The Journal ran a nice feature about the old central police station behind the old City Hall on December 16, 1973, the day that the new City Hall complex was dedicated. (The above photo is actually from the 1968 Greater Lorain Chamber of Commerce promotional booklet.)
The article collected a series of Lorain Times Herald and Lorain Journal News newspaper accounts from the days when the soon-to-be-demolished police station was new. Here are a few excerpts, courtesy of the Morning Journal.
NOVEMBER 10, 1910 – John "Zins" Zinsmeister rocked back in his chair, the ends of his droopy mustache drooping with max and his mind groggy from the radiator heat.
Outside it was bitter cold and the veteran patrolman bragged he didn't have to wear itchy woolens under his stiff blue uniform.
The brand new Lorain Central Police Station came to life today with the hissing and pinging of its monster steam furnace in the cellar, but the jail has yet to be completed.
With deep set eyes, high cheek bones and floppy ears, Zinsmeister looked more like a prisoner than a deskman. Today he found himself entombed in an office of iron bars. "A real caged attraction," a reporter cracked.

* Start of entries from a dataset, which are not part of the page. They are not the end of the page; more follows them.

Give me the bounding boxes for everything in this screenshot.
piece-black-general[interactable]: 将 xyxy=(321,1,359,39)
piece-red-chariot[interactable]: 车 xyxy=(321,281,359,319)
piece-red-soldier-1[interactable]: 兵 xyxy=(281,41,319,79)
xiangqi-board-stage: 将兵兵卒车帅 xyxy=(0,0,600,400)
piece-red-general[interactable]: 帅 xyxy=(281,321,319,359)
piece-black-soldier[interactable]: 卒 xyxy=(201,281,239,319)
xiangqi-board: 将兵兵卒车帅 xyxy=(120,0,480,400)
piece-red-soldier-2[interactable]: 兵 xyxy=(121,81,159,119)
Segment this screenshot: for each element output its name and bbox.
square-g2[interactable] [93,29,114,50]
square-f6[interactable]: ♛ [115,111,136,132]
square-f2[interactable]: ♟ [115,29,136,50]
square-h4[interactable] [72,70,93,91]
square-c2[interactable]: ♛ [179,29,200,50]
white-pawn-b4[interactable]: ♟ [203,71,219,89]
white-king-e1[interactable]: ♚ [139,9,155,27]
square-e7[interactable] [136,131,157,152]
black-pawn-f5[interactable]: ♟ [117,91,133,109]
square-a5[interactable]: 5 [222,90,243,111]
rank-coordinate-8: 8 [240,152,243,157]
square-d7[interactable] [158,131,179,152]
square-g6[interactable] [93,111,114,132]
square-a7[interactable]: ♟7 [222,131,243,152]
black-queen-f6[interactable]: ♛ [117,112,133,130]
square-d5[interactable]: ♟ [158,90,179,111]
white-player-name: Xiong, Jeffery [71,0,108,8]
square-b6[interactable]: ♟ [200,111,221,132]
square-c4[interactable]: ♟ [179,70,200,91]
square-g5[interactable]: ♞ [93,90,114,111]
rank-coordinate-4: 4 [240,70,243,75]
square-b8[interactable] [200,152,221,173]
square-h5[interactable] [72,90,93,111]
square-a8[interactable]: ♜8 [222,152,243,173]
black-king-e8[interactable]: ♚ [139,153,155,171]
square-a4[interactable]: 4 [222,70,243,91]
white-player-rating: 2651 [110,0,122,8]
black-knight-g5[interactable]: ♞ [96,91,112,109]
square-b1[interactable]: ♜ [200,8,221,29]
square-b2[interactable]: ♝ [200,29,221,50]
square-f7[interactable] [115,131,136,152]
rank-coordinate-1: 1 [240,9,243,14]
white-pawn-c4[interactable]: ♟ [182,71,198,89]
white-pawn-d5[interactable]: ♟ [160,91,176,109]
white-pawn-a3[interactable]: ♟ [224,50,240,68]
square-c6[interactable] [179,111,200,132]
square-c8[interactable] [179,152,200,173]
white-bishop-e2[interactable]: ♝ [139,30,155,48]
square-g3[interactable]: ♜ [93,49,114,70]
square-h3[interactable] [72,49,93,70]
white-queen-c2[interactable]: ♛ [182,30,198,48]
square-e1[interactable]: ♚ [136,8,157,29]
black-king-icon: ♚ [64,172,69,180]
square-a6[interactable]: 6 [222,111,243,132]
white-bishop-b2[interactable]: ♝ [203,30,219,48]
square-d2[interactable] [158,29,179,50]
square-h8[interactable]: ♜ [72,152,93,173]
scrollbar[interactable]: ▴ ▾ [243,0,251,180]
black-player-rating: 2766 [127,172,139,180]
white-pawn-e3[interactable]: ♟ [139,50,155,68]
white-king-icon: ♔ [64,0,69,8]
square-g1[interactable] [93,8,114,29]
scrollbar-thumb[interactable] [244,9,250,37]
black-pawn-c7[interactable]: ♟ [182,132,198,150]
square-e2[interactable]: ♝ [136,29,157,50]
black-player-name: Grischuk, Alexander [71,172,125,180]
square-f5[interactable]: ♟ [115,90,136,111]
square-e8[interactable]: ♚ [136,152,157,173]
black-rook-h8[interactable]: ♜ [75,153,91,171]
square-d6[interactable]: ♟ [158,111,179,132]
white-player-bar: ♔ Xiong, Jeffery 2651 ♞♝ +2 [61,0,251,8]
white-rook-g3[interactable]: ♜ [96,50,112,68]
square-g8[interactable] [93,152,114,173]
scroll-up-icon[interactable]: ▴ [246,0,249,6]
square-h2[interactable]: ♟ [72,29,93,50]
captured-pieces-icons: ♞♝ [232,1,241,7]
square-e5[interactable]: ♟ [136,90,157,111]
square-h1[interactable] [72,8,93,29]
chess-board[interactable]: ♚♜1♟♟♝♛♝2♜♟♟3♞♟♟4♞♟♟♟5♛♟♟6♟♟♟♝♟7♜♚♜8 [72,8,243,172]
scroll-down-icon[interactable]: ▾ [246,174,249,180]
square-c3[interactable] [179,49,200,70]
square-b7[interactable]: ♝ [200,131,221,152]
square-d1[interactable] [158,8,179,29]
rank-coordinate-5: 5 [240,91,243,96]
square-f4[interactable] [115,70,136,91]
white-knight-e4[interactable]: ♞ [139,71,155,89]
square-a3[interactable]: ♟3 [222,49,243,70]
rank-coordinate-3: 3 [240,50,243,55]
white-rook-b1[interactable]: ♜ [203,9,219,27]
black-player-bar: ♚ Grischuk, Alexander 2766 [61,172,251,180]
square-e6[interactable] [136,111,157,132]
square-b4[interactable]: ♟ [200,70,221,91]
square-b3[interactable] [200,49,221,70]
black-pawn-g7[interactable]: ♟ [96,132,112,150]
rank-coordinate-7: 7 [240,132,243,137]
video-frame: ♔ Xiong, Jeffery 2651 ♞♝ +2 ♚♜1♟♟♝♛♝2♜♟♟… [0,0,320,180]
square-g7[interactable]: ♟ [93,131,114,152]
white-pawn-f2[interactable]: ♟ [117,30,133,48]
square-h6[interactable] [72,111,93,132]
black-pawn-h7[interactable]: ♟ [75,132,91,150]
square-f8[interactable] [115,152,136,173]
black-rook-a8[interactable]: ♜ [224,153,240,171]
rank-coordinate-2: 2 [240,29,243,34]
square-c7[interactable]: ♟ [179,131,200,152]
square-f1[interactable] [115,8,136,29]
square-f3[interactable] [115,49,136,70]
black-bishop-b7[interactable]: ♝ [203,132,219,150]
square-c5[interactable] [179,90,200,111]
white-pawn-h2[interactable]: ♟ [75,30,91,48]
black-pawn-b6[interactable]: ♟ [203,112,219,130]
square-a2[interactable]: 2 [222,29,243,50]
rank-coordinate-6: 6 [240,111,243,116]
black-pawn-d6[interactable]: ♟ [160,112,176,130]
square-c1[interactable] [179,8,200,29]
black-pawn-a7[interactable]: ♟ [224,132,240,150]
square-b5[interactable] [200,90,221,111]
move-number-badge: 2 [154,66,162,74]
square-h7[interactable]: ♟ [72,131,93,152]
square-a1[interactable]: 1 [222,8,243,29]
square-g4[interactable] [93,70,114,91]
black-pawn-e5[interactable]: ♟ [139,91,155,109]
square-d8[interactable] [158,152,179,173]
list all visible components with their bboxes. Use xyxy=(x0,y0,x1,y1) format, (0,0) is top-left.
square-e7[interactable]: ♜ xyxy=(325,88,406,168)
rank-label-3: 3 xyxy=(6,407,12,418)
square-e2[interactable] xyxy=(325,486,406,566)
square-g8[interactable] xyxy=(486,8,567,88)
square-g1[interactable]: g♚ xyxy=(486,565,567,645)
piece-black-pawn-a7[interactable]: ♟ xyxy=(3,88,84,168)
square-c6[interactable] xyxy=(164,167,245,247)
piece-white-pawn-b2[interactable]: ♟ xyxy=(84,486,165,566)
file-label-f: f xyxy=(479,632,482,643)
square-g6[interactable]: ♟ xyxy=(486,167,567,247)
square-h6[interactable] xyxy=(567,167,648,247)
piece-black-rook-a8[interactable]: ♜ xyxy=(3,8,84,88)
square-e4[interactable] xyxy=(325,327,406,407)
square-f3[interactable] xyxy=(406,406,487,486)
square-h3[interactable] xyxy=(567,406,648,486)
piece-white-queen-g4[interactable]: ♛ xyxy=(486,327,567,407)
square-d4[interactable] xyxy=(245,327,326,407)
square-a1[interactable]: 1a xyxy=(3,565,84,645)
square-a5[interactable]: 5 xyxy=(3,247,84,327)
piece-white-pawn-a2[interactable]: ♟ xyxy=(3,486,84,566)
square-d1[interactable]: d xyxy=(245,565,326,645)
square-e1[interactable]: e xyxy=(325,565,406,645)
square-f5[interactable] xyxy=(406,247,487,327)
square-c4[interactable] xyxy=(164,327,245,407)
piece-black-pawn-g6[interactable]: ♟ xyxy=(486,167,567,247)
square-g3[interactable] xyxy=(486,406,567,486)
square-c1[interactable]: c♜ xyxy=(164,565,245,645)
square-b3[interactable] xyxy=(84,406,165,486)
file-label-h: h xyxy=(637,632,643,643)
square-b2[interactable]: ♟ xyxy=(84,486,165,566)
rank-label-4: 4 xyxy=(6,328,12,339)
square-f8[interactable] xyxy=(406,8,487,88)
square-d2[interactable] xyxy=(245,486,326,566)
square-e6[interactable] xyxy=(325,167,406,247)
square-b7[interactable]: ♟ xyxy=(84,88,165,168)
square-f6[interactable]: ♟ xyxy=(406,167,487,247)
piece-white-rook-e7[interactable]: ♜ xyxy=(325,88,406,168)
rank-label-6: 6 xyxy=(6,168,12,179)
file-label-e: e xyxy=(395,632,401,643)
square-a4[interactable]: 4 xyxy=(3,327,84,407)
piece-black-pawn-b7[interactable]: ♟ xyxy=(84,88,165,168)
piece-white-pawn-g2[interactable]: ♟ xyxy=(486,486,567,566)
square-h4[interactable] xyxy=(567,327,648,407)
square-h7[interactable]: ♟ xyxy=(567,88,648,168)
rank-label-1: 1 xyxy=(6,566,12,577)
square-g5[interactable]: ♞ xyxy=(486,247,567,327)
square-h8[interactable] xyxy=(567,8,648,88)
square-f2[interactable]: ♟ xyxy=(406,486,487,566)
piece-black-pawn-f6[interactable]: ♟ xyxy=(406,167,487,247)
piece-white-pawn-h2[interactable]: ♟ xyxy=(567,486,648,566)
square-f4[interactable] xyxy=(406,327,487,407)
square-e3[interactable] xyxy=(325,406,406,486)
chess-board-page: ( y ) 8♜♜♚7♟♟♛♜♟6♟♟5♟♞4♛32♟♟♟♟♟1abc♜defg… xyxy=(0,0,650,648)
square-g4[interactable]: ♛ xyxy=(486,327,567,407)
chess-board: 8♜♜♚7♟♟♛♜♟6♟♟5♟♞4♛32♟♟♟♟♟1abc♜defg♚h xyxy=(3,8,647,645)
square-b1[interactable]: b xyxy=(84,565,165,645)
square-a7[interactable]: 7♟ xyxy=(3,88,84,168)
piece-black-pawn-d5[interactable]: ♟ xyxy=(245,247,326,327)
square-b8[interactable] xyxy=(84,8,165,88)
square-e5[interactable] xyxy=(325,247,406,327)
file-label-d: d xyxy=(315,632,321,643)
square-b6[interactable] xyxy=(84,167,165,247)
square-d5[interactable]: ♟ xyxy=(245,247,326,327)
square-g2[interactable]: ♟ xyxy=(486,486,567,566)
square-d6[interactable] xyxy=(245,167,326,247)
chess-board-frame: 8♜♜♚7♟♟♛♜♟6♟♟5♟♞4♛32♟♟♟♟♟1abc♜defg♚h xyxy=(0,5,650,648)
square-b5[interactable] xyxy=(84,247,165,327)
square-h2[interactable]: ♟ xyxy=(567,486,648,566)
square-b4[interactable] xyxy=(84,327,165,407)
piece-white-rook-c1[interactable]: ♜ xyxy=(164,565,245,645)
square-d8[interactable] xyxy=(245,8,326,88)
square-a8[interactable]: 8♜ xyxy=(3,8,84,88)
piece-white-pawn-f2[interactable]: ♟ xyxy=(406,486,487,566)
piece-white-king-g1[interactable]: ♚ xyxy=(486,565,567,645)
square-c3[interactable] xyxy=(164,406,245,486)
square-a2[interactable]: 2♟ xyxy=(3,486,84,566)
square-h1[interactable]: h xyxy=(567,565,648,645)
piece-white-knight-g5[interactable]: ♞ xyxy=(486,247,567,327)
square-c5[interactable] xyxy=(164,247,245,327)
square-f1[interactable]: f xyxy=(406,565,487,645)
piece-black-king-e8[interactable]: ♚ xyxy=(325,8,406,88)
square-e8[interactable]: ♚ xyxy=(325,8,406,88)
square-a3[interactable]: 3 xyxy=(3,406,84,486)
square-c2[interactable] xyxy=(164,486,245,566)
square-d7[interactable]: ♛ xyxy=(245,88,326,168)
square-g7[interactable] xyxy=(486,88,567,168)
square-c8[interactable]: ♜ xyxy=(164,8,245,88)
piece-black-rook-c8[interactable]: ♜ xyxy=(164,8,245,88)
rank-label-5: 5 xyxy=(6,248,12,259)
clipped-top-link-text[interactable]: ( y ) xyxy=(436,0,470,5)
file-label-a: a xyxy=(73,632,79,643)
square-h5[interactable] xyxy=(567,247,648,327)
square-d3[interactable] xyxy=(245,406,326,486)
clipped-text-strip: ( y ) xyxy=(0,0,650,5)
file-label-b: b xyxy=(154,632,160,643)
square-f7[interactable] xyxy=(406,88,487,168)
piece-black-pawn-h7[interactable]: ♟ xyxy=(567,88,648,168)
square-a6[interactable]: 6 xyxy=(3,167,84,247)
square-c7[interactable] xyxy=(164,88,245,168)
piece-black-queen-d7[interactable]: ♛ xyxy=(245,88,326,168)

By 8:30 this morning Zims booked in the usual number of tramps and hobos, one horse thief and two gamblers, rounded up from the city's four other boxcar jails.
These prisoners would be brought before the mayor for trial.
NOVEMBER 15, 1910 – A disgruntled Chief Williams today said it wouldn't be until January before prisoners could be placed in the jail. Plans call for 20 cells capable of holding 40 prisoners.
H.E. Ford, the creator of this $14,000 fortress, could not be reached for comment. The station is engineered to hold in its iron-ribbed stomach, the crooks of the boom town of 28,000 people.
The upstairs of the station will feature an airy courtroom, store room, electrician's apartment and spacious room for police officers. Each patrolman will have his own locker.
JANUARY 12, 1911 – The new central police station was officially opened today as city fathers toured the building. Conspicuously missing was a cornerstone.